Subscapularis tendon; Rotator cuff lesion; Biomechanics; Classification; FUSSI; SAM; Lafosse; Toussain; Results; Complications; Irreparable; Anatomy; Pectoralis major transfer; Imaging; Pseudoparalysis.

Definition of Pseudoparalytic Shoulder

Pseudoparalysis is defined as an inability to actively elevate the arm beyond 90 degrees with full passive forward flexion. It is also important to note that this is functional limitation and not pain inhibition; this can be distinguished by the inability to hold the arm at 90 degrees and/or an evaluation of motion after a subacromial injection. Anatomically, pseudoparalysis requires the disruption of at least one rotator cable attachment. Recently it has been demonstrated that dysfunction of the entire subscapularis and supraspinatus or three rotator cuff muscles are risk factors for pseudoparalysis.[1]

Primary arthroscopic repair can lead to reversal of pre-operative pseudoparalysis in 90% of patients, but in only 43% of revision surgeries.[2]

Anecdote

Like teres minor, the subscapularis has been a “forgotten tendon” of the rotator cuff.[3]

In the 1980s, at a meeting of the American Academy of Orthopaedic Surgeons in Orlando, Christian Gerber presented a new, unknown clinical entity, the “Isolated tear of the subscapularis tendon“. The presentation was based on 16 cases with computed tomography (CT)-arthrography or magnetic resonance imaging (IRM), intraoperative photographs of all cases and included a detailed description of the clinical features including lift- off test, belly-press test and increased passive external rotation. The discusser of the paper felt that this was a nice presentation which unfortunately lacked a bit of relevance as this entity was not observed in the US and was probably a "Swiss disease“. Certainly, he and his experienced expert colleagues had never seen it. Dr Richard Hawkins, who had visited Christian Gerber a few weeks earlier and participated in two isolated subscapularis tendon repairs got up in the audience and told the discusser. "I don’t doubt that you, as I, have never seen an isolated subscapularis tear, but after my visit I can tell you that many have seen us".

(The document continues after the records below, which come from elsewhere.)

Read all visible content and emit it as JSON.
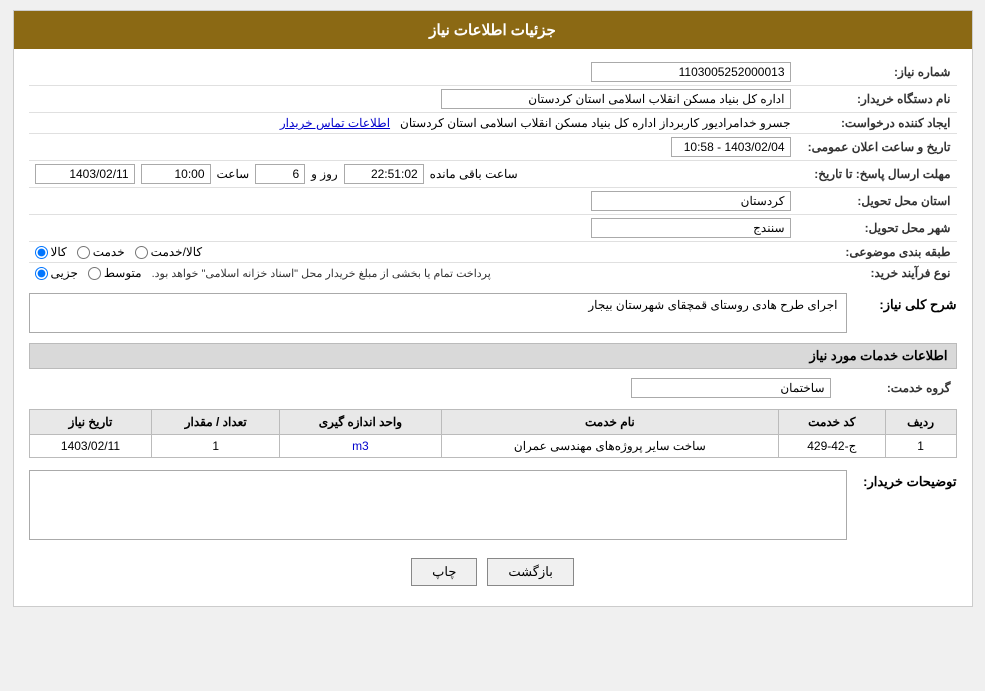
{
  "header": {
    "title": "جزئیات اطلاعات نیاز"
  },
  "sections": {
    "info_title": "جزئیات اطلاعات نیاز",
    "services_title": "اطلاعات خدمات مورد نیاز"
  },
  "fields": {
    "tender_number_label": "شماره نیاز:",
    "tender_number_value": "1103005252000013",
    "org_name_label": "نام دستگاه خریدار:",
    "org_name_value": "اداره کل بنیاد مسکن انقلاب اسلامی استان کردستان",
    "requester_label": "ایجاد کننده درخواست:",
    "requester_value": "جسرو خدامرادیور کاربرداز اداره کل بنیاد مسکن انقلاب اسلامی استان کردستان",
    "requester_link": "اطلاعات تماس خریدار",
    "announce_date_label": "تاریخ و ساعت اعلان عمومی:",
    "announce_date_value": "1403/02/04 - 10:58",
    "deadline_label": "مهلت ارسال پاسخ: تا تاریخ:",
    "deadline_date": "1403/02/11",
    "deadline_time_label": "ساعت",
    "deadline_time": "10:00",
    "deadline_day_label": "روز و",
    "deadline_day": "6",
    "deadline_remaining_label": "ساعت باقی مانده",
    "deadline_remaining": "22:51:02",
    "province_label": "استان محل تحویل:",
    "province_value": "کردستان",
    "city_label": "شهر محل تحویل:",
    "city_value": "سنندج",
    "category_label": "طبقه بندی موضوعی:",
    "category_options": [
      "کالا",
      "خدمت",
      "کالا/خدمت"
    ],
    "category_selected": "کالا",
    "purchase_type_label": "نوع فرآیند خرید:",
    "purchase_options": [
      "جزیی",
      "متوسط"
    ],
    "purchase_note": "پرداخت تمام یا بخشی از مبلغ خریدار محل \"اسناد خزانه اسلامی\" خواهد بود.",
    "description_label": "شرح کلی نیاز:",
    "description_value": "اجرای طرح هادی روستای قمچقای شهرستان بیجار",
    "service_group_label": "گروه خدمت:",
    "service_group_value": "ساختمان"
  },
  "table": {
    "headers": [
      "ردیف",
      "کد خدمت",
      "نام خدمت",
      "واحد اندازه گیری",
      "تعداد / مقدار",
      "تاریخ نیاز"
    ],
    "rows": [
      {
        "row_num": "1",
        "service_code": "ج-42-429",
        "service_name": "ساخت سایر پروژه‌های مهندسی عمران",
        "unit": "m3",
        "quantity": "1",
        "date": "1403/02/11"
      }
    ]
  },
  "buyer_notes_label": "توضیحات خریدار:",
  "buyer_notes_value": "",
  "buttons": {
    "print_label": "چاپ",
    "back_label": "بازگشت"
  }
}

Christian Gerber submitted the paper to the American Journal of Bone and Joint Surgery which rejected it, because the reviewers could not see the relevance for the English speaking readership. It was published in the British Journal of Bone and Joint Surgery in 1991.

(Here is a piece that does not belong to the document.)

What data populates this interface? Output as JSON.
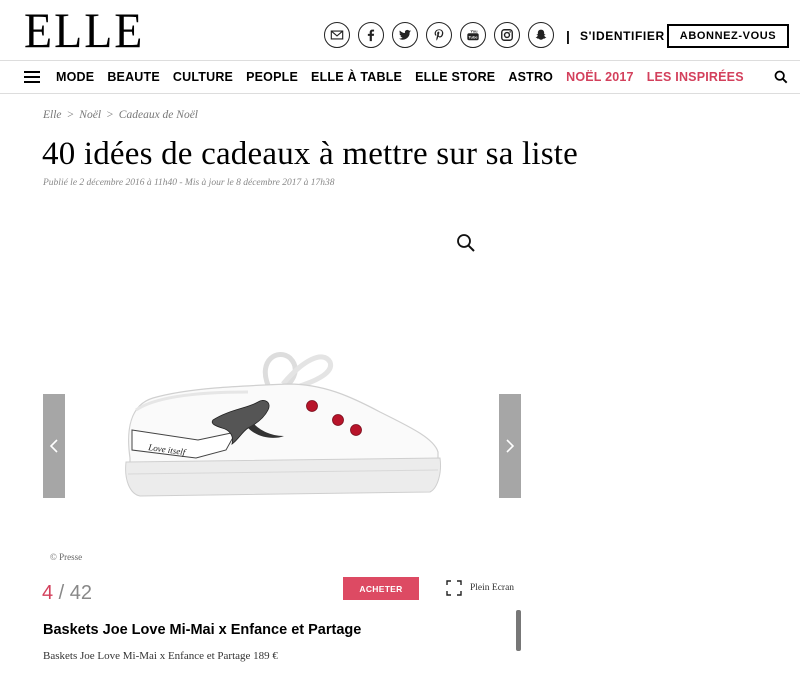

Isolated subscapularis tears are currently known to represent about 8-10% of all the rotator cuff tendon tears as well in Europe as in America.

Prevalence

Because articular sided tears are not commonly visualized during open approaches, subscapularis tears were previously believed to be rare. They are now recognized to have a prevalence of nearly 30% in all arthroscopic shoulder surgery, and up to 59% in arthroscopic rotator cuff procedures. Isolated subscapularis tears are currently known to represent about 8-10% of all the rotator cuff tendon tears.[4][5][6][7]

Anatomy of the Subscapularis

The subscapularis muscle arises from the anterior surface of the scapula, courses laterally beneath the coracoid, and becomes tendinous near the level of the glenoid rim. The tendinous footprint is roughly trapezoidal in shape, with its widest portion superior, and has a mean superior to inferior length of 2.5 cm.[8]

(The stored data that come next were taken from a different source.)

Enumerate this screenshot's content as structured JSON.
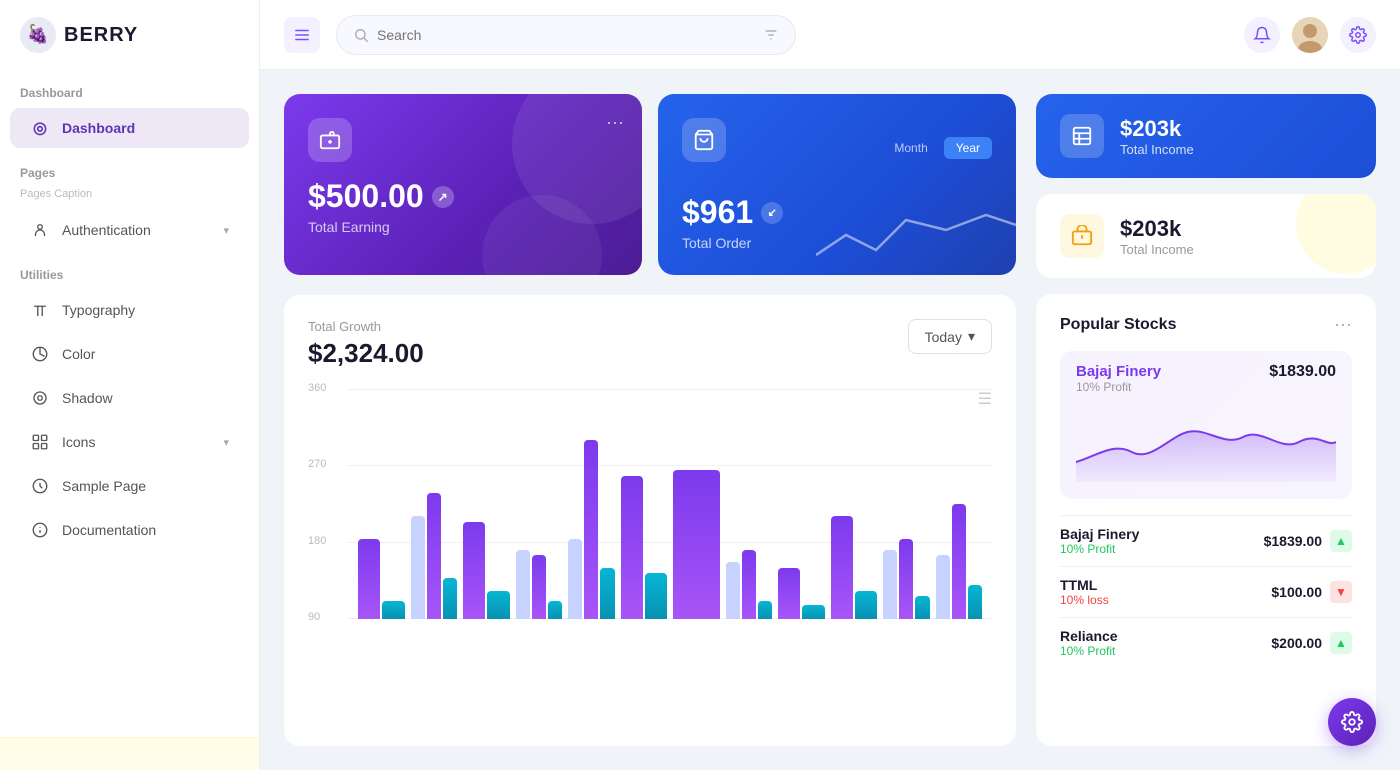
{
  "app": {
    "name": "BERRY"
  },
  "topbar": {
    "menu_label": "☰",
    "search_placeholder": "Search",
    "filter_icon": "⚙",
    "bell_icon": "🔔",
    "settings_icon": "⚙",
    "avatar_emoji": "👤"
  },
  "sidebar": {
    "section_dashboard": "Dashboard",
    "item_dashboard": "Dashboard",
    "section_pages": "Pages",
    "section_pages_caption": "Pages Caption",
    "item_authentication": "Authentication",
    "section_utilities": "Utilities",
    "item_typography": "Typography",
    "item_color": "Color",
    "item_shadow": "Shadow",
    "item_icons": "Icons",
    "item_sample_page": "Sample Page",
    "item_documentation": "Documentation"
  },
  "cards": {
    "earning": {
      "amount": "$500.00",
      "label": "Total Earning"
    },
    "order": {
      "amount": "$961",
      "label": "Total Order",
      "toggle_month": "Month",
      "toggle_year": "Year"
    },
    "income_blue": {
      "amount": "$203k",
      "label": "Total Income"
    },
    "income_white": {
      "amount": "$203k",
      "label": "Total Income"
    }
  },
  "growth": {
    "label": "Total Growth",
    "amount": "$2,324.00",
    "today_btn": "Today",
    "grid_labels": [
      "360",
      "270",
      "180",
      "90"
    ],
    "bars": [
      {
        "purple": 35,
        "teal": 8,
        "light": 0
      },
      {
        "purple": 55,
        "teal": 18,
        "light": 45
      },
      {
        "purple": 42,
        "teal": 12,
        "light": 0
      },
      {
        "purple": 28,
        "teal": 8,
        "light": 30
      },
      {
        "purple": 78,
        "teal": 22,
        "light": 35
      },
      {
        "purple": 62,
        "teal": 20,
        "light": 0
      },
      {
        "purple": 65,
        "teal": 0,
        "light": 0
      },
      {
        "purple": 30,
        "teal": 8,
        "light": 25
      },
      {
        "purple": 22,
        "teal": 6,
        "light": 0
      },
      {
        "purple": 45,
        "teal": 12,
        "light": 0
      },
      {
        "purple": 35,
        "teal": 10,
        "light": 30
      },
      {
        "purple": 50,
        "teal": 15,
        "light": 28
      }
    ]
  },
  "stocks": {
    "title": "Popular Stocks",
    "featured": {
      "name": "Bajaj Finery",
      "profit": "10% Profit",
      "price": "$1839.00"
    },
    "list": [
      {
        "name": "Bajaj Finery",
        "profit": "10% Profit",
        "profit_type": "up",
        "price": "$1839.00",
        "direction": "up"
      },
      {
        "name": "TTML",
        "profit": "10% loss",
        "profit_type": "down",
        "price": "$100.00",
        "direction": "down"
      },
      {
        "name": "Reliance",
        "profit": "10% Profit",
        "profit_type": "up",
        "price": "$200.00",
        "direction": "up"
      }
    ]
  },
  "fab": {
    "icon": "⚙"
  }
}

Macroscopically, the superior two-thirds of the subscapularis ends as a tendon that inserts on the lesser tuberosity of the humerus. The inferior part has no tendon; the muscle attaches directly to the bone, as with the teres minor on the posterior aspect of the humerus. Due to anatomical, biomechanical but also electrophysiological considerations, the subscapularis muscle, usually perceived as a single muscle, should be considered as two different muscles (inferior and superior).[9]

The superior and inferior subscapularis are innervated by two different nerves.11,12 The superior part is innervated by the upper subscapularis nerve that comes directly from the posterior cord. The inferior part is innervated by the lower subscapularis nerve arising from either the axillary nerve or the thoracodorsal nerve.[10] [11]

Electrophysiology studies confirm this division and have shown different activity in the superior and inferior parts of the subscapularis.[12]

Different activation patterns in the two parts of the subscapularis are also found during a positron emission tomography (PET) study.[13]

The superior margin of the subscapularis marks the inferior border of the rotator interval, which contains the superior glenohumeral ligament and the coracohumeral ligament. The medial sling, composed of a robust deep layer (medial head of the coracohumeral ligament) and a thin superficial layer (superior glenohumeral ligament), has an insertional footprint at the top of the lesser tuberosity that is directly adjacent to the footprint of the superolateral subscapularis on the lesser tuberosity. As such, when the upper subscapularis tears away from its bone attachment, the medial sling (which is directly adjacent to it), also tears away from the bone. As this sling is part of the bicipital pulley, biceps pathology is frequently associated with subscapularis tears.

Biomechanics

The subscapularis is the largest and most powerful of the rotator cuff muscles, providing more than 50% of the rotator cuff force alone.[14]

Functionally, the subscapularis internally rotates the humerus, contributes to anterior stability of the shoulder, and plays an important role in balancing force couples of the glenohumeral joint. In the coronal plane, the superior deltoid moment is balanced by the inferomedial moment of the inferior rotator cuff (Figure).

Figure. 1 Balanced force couples are required to maintain the normal glenohumeral relationship. In the coronal plane the combined inferior rotator cuff force (C) is balanced against the deltoid (D).

In the transverse plane, the subscapularis anteriorly is balanced with the infraspinatus and teres minor posteriorly (Figure).[15][16][17]

Figure. 2 In the transverse plane the subscapularis (S) is balanced against the infraspinatus and teres minor (I). O, center of rotation; A, moment arm of the deltoid; a, moment arm of the inferior rotator cuff; r, moment arm of the subscapularis; R, moment arm of the infraspinatus and teres minor.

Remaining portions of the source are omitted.